Comes down to two choices then: either run your Skylake processor with known bugs and be able to OC or have known bugs removed via microcode update and kiss OCing bye bye. Who'd have thought...
Actually, everyone. I'm only surprised it's ASRock that has bitten the bullet first. Perhaps because they aren't (yet) so big to be able to run afoul of Intel.
Naughty intel. I understand the need to make money selling more advanced overclockable chips but blocking it by pushing motherboard vendors to disable features that have already been sold is not on. Hopefully someone can hack it back in so you can get the latest microcode.
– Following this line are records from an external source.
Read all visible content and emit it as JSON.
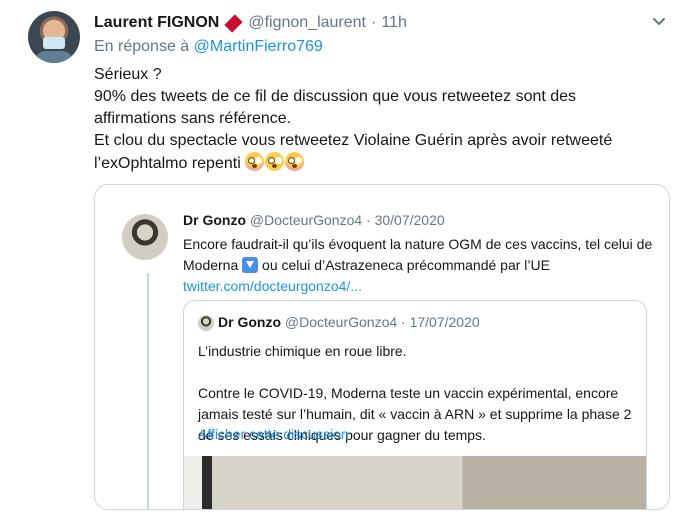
{
  "tweet": {
    "display_name": "Laurent FIGNON",
    "handle": "@fignon_laurent",
    "separator": "·",
    "time": "11h",
    "reply_prefix": "En réponse à",
    "reply_mention": "@MartinFierro769",
    "lines": [
      "Sérieux ?",
      "90% des tweets de ce fil de discussion que vous retweetez sont des affirmations sans référence.",
      "Et clou du spectacle vous retweetez Violaine Guérin après avoir retweeté l’exOphtalmo repenti"
    ],
    "emojis": [
      "flushed-face",
      "face-with-rolling-eyes",
      "flushed-face"
    ]
  },
  "quoted": {
    "display_name": "Dr Gonzo",
    "handle_time": "@DocteurGonzo4 · 30/07/2020",
    "text_before_icon": "Encore faudrait-il qu’ils évoquent la nature OGM de ces vaccins, tel celui de Moderna",
    "text_after_icon": " ou celui d’Astrazeneca précommandé par l’UE",
    "link": "twitter.com/docteurgonzo4/..."
  },
  "nested": {
    "display_name": "Dr Gonzo",
    "handle_time": "@DocteurGonzo4 · 17/07/2020",
    "paragraph1": "L’industrie chimique en roue libre.",
    "paragraph2": "Contre le COVID-19, Moderna teste un vaccin expérimental, encore jamais testé sur l’humain, dit « vaccin à ARN » et supprime la phase 2 de ses essais cliniques pour gagner du temps.",
    "show_thread": "Afficher cette discussion"
  },
  "colors": {
    "link": "#1b95e0",
    "muted": "#657786",
    "text": "#14171a",
    "border": "#ccd6dd",
    "diamond": "#c8102e"
  },
  "icons": [
    "chevron-down-icon",
    "diamond-icon",
    "arrow-down-icon"
  ]
}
What's the betting BCLK overclocking will be hardware blocked for the next gen CPUs?
From what I've heard BCLK overclocking is possbile because the FVIR (fully integrated voltage regulator) has been tossed out of the processor again. Apparently, the Haifa team doesn't care for it much. The next (major) processor iteration will be made by the Hillsboro team again, which introduced (and apparently plans to reintroduce) the FVIR.
This is why we need a competitive AMD to stop intel pulling this kind of stuff.
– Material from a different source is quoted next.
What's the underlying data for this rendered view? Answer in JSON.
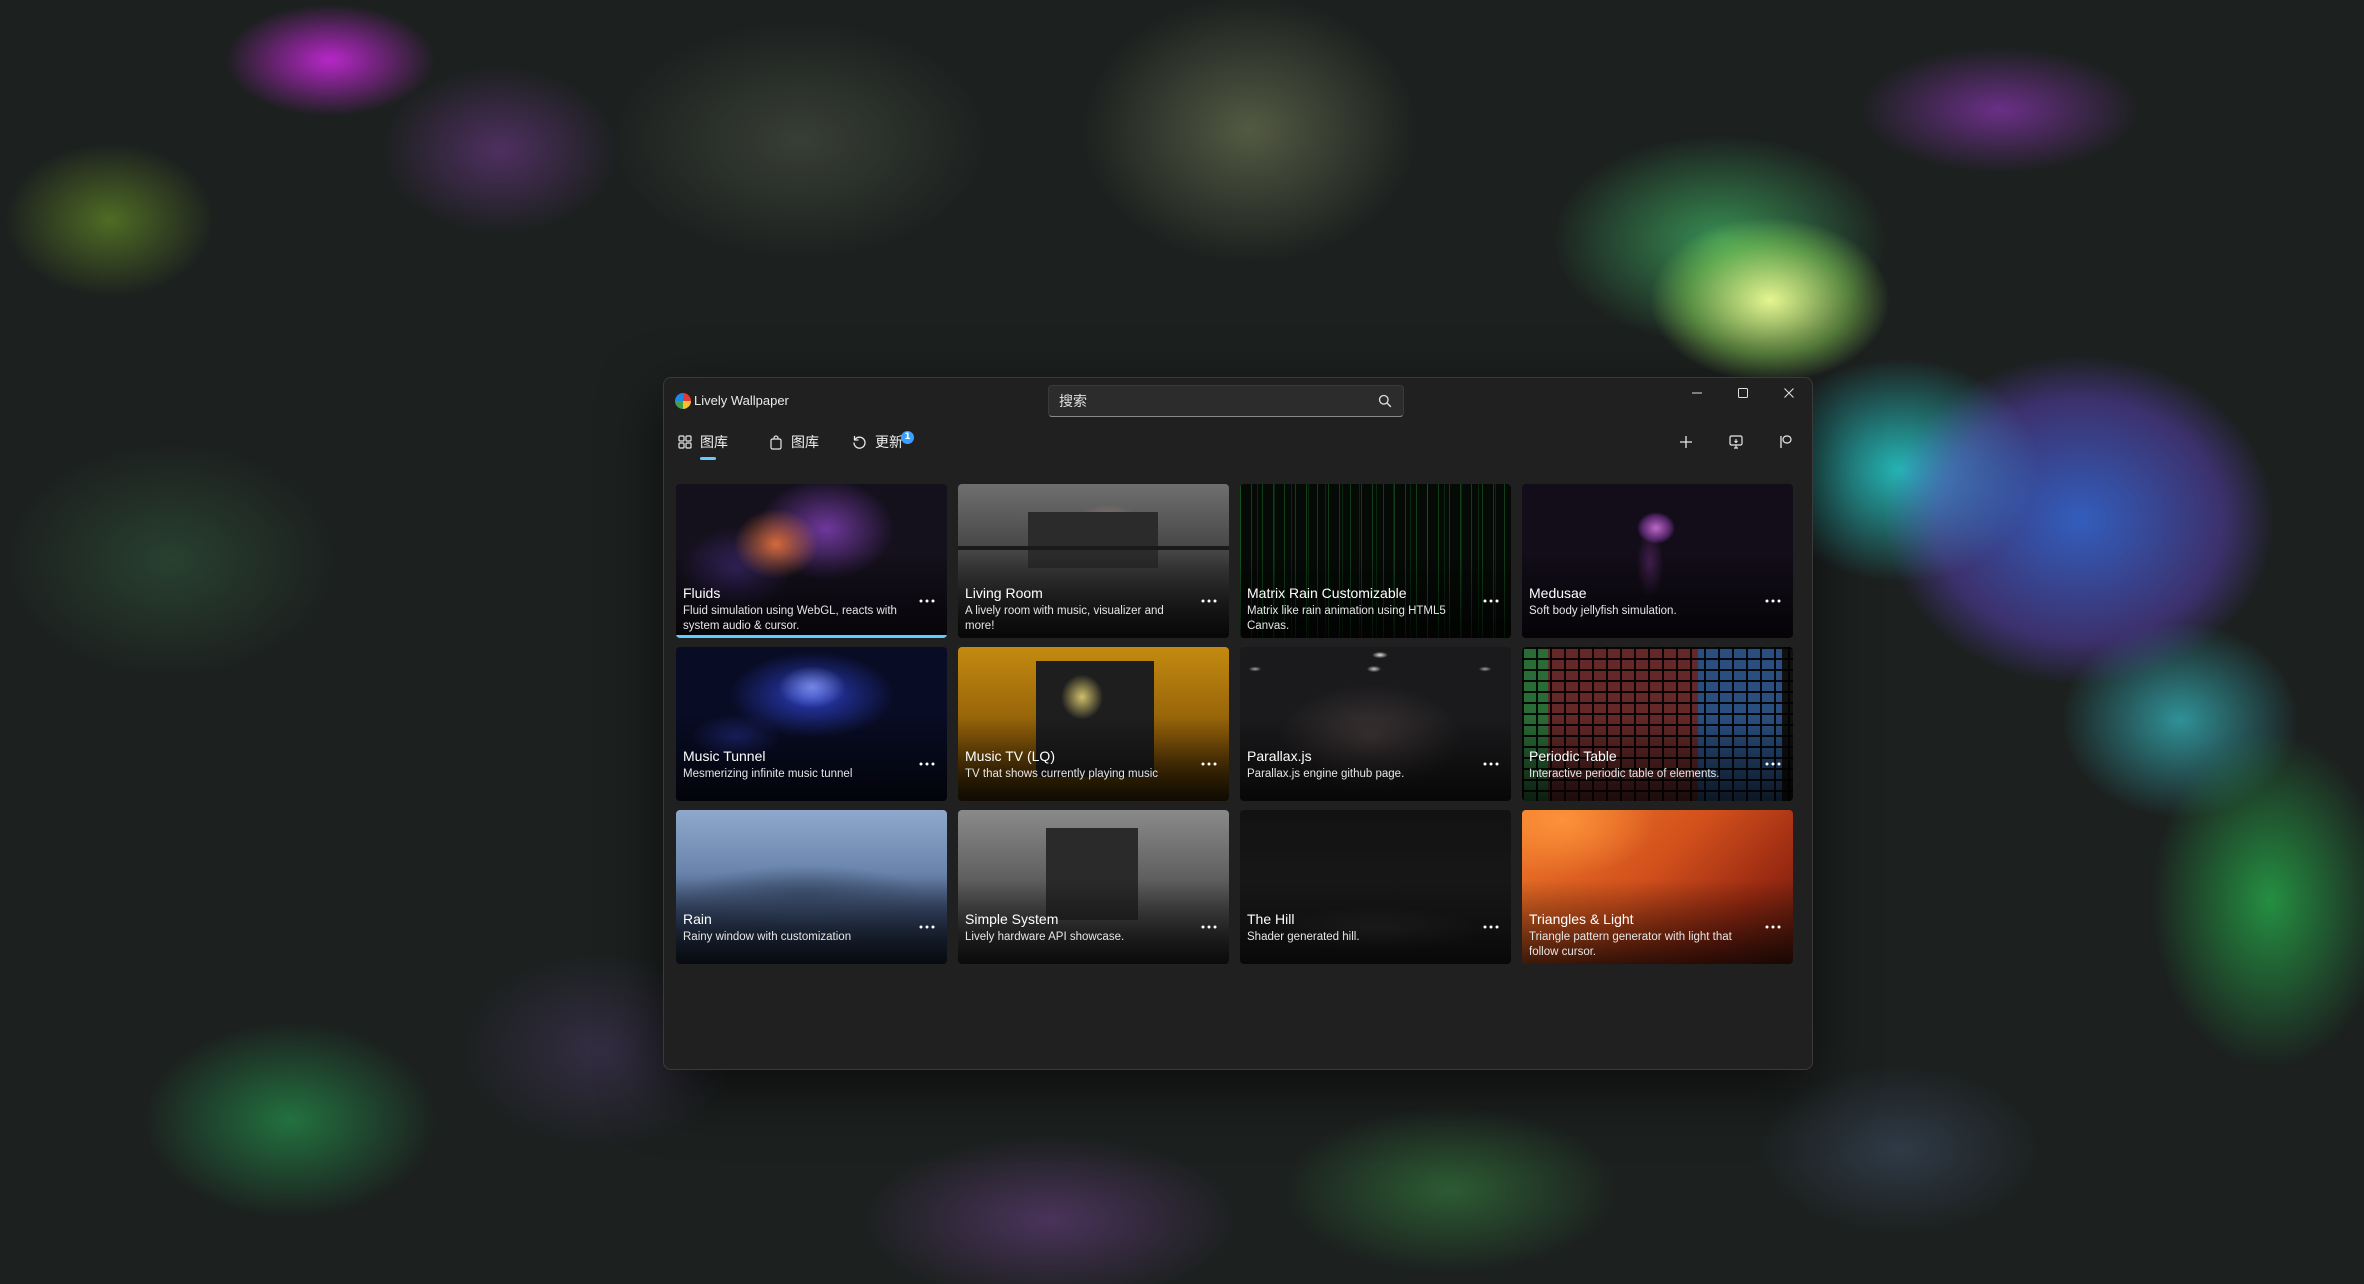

Not naughty Intel at all, they are simply asking motherboard vendors not to enable unsupported configurations, the CPUs in question are sold by Intel as non-overclockable and they have the K range of CPUs with which they support overclocking.
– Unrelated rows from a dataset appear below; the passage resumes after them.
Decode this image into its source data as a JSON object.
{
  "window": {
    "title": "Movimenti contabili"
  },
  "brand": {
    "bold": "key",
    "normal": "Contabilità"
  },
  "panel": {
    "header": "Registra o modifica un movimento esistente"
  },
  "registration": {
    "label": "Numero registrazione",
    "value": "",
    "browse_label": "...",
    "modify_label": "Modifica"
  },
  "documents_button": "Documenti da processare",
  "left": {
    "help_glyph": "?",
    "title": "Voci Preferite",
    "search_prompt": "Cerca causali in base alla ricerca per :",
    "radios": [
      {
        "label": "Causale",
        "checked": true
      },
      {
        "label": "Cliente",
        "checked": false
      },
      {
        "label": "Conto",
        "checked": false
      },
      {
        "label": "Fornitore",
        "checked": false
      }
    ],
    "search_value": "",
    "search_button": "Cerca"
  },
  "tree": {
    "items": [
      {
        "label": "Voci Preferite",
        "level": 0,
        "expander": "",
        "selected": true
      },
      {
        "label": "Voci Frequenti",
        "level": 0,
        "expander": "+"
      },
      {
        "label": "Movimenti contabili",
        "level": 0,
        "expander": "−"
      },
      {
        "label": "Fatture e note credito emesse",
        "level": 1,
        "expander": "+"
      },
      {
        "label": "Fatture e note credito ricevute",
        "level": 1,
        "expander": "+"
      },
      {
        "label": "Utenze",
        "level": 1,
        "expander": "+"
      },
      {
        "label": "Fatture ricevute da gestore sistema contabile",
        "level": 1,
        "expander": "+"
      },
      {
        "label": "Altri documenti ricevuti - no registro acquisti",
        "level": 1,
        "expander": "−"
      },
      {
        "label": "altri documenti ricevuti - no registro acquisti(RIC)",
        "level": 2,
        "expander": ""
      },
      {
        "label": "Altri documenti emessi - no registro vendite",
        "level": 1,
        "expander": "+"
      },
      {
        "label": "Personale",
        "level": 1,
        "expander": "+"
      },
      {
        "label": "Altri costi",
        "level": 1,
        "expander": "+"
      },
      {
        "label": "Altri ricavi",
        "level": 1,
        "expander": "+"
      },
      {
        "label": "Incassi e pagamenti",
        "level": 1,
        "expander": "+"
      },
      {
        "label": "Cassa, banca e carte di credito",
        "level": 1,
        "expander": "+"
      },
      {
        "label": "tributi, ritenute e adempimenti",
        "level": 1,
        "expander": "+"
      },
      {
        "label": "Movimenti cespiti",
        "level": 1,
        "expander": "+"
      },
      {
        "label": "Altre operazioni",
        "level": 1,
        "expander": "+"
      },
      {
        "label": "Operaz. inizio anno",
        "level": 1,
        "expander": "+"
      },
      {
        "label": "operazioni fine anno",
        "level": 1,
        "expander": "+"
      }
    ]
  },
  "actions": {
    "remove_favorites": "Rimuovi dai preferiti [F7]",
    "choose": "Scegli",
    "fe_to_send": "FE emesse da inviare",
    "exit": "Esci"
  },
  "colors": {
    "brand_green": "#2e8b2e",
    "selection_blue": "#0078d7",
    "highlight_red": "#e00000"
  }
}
It's naughty of the motherboard vendors to have enabled BCLK overclocking and advertised it without checking it would be alright with Intel - and predictably it isn't.
I wonder if anyone will care enough to demand a refund for their now non-overclockable motherboard/CPU combo? Intel's actions have made it a blatant case of false advertising
Would be interesting to know if the bclk removal is in the microcode or not.....if it isn't then I guess people can just keep their older bios and use UBU to keep the microcode and various firmwares updated.
Did anyone seriously believe the "Master" would let them get away with it? Meanwhile, the other player in the market has no such issues and that fact is not promoted often enough by the controlled media, including Hexus.
Yes, with AMD there has never been an attempt to inhibit the consumer with such trivial issues.
Well if we look back previous generations of processors have allowed bclk overclocking (nehalem architecture) which, while unsupported by Intel officially, many did. I fail to see how this is any different and not just blatant profiteering from Intel to force people to buy the K series of processors. If I'd purchased one of these boards then I would definitely want a refund. You can't market a product stating it can do something which people may base a purchasing decision on, then later remove it whilst fixing unrelated bugs.
Well, I suppose at the very least the "complex workload" bug will have been fixed. The one recently discovered by the Great Internet Mersenne Prime Search collective.
Going on the article that was fixed in the last BIOS, my Google-fu must be letting me down because i can't find any release note for any microcode updates.
I was just assuming "that" microcode update would be pushed out with the removal of BCLK overclocking. Stick'n'carrot'n'all that. I'm not sure Intel ever details what's in a microcode update. I'd wager most people wouldn't even know if and when the microcode of their processor was updated.